Question

Suppose the lifetime of a cell phone battery is normally distributed with a mean of 36 months and a standard deviation of 2 months. If the company wants to replace no more than 2% of all batteries, for how many months should they guarantee the lifetime of their batteries

Answer 1

Answer:

They should guarantee the lifetime of their batteries for 32 months.

Step-by-step explanation:

Normal Probability Distribution:

Problems of normal distributions can be solved using the z-score formula.

In a set with mean $\mu$ and standard deviation $\sigma$, the z-score of a measure X is given by:

$Z = \frac{X - \mu}{\sigma}$

The Z-score measures how many standard deviations the measure is from the mean.

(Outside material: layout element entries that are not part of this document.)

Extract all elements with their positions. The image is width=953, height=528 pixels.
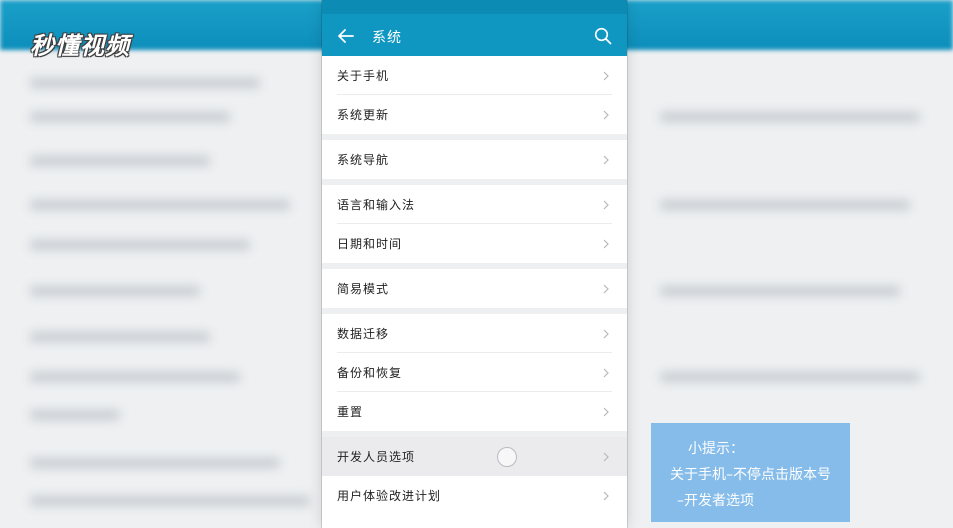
settings-item-label: 关于手机 [337,69,390,83]
settings-group: 数据迁移 备份和恢复 重置 [322,314,627,431]
chevron-right-icon [603,239,609,248]
tip-box: 小提示： 关于手机–不停点击版本号 –开发者选项 [651,423,850,522]
settings-item-label: 开发人员选项 [337,450,416,464]
status-bar [322,0,627,14]
phone-screen: 系统 关于手机 系统更新 系统导航 语言和输入法 日期和时间 简易模式 数据迁移… [322,0,627,528]
touch-indicator [497,447,517,467]
settings-group: 简易模式 [322,269,627,308]
settings-item-label: 系统更新 [337,108,390,122]
chevron-right-icon [603,407,609,416]
settings-item-label: 备份和恢复 [337,366,403,380]
arrow-left-icon [338,29,354,43]
settings-group: 关于手机 系统更新 [322,56,627,134]
tip-line: 关于手机–不停点击版本号 [670,467,831,483]
chevron-right-icon [603,155,609,164]
settings-item-label: 系统导航 [337,153,390,167]
search-icon [594,27,612,45]
chevron-right-icon [603,452,609,461]
chevron-right-icon [603,200,609,209]
settings-item-label: 日期和时间 [337,237,403,251]
chevron-right-icon [603,368,609,377]
tip-line: –开发者选项 [677,493,754,509]
back-button[interactable] [334,24,358,48]
settings-item-label: 数据迁移 [337,327,390,341]
settings-group: 开发人员选项 用户体验改进计划 [322,437,627,515]
settings-item-label: 简易模式 [337,282,390,296]
page-title: 系统 [372,30,402,46]
settings-item-language-input[interactable]: 语言和输入法 [322,185,627,224]
settings-list: 关于手机 系统更新 系统导航 语言和输入法 日期和时间 简易模式 数据迁移 备份… [322,56,627,515]
settings-item-backup-restore[interactable]: 备份和恢复 [322,353,627,392]
settings-item-label: 用户体验改进计划 [337,489,442,503]
settings-item-data-migration[interactable]: 数据迁移 [322,314,627,353]
settings-item-system-navigation[interactable]: 系统导航 [322,140,627,179]
chevron-right-icon [603,71,609,80]
settings-item-about-phone[interactable]: 关于手机 [322,56,627,95]
settings-item-system-update[interactable]: 系统更新 [322,95,627,134]
app-bar: 系统 [322,0,627,56]
settings-item-reset[interactable]: 重置 [322,392,627,431]
tip-title: 小提示： [688,441,744,457]
chevron-right-icon [603,329,609,338]
chevron-right-icon [603,491,609,500]
search-button[interactable] [591,24,615,48]
settings-item-label: 重置 [337,405,364,419]
watermark-logo: 秒懂视频 [30,32,130,60]
settings-item-date-time[interactable]: 日期和时间 [322,224,627,263]
settings-item-label: 语言和输入法 [337,198,416,212]
settings-item-user-experience[interactable]: 用户体验改进计划 [322,476,627,515]
chevron-right-icon [603,284,609,293]
settings-group: 系统导航 [322,140,627,179]
chevron-right-icon [603,110,609,119]
settings-item-developer-options[interactable]: 开发人员选项 [322,437,627,476]
settings-group: 语言和输入法 日期和时间 [322,185,627,263]
settings-item-simple-mode[interactable]: 简易模式 [322,269,627,308]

After finding the Z-score, we look at the z-score table and find the p-value associated with this z-score. This p-value is the probability that the value of the measure is smaller than X, that is, the percentile of X. Subtracting 1 by the p-value, we get the probability that the value of the measure is greater than X.

Mean of 36 months and a standard deviation of 2 months.

This means that $\mu = 36, \sigma = 2$

If the company wants to replace no more than 2% of all batteries, for how many months should they guarantee the lifetime of their batteries?

The guarantee should be the 2th percentile of lengths, which is X when Z has a pvalue of 0.02. So X when Z = -2.054.

$Z = \frac{X - \mu}{\sigma}$

$-2.054 = \frac{X - 36}{2}$

$X - 36 = -2.054*2$

$X = 31.89$

Rounding to the closest month, 32.

They should guarantee the lifetime of their batteries for 32 months.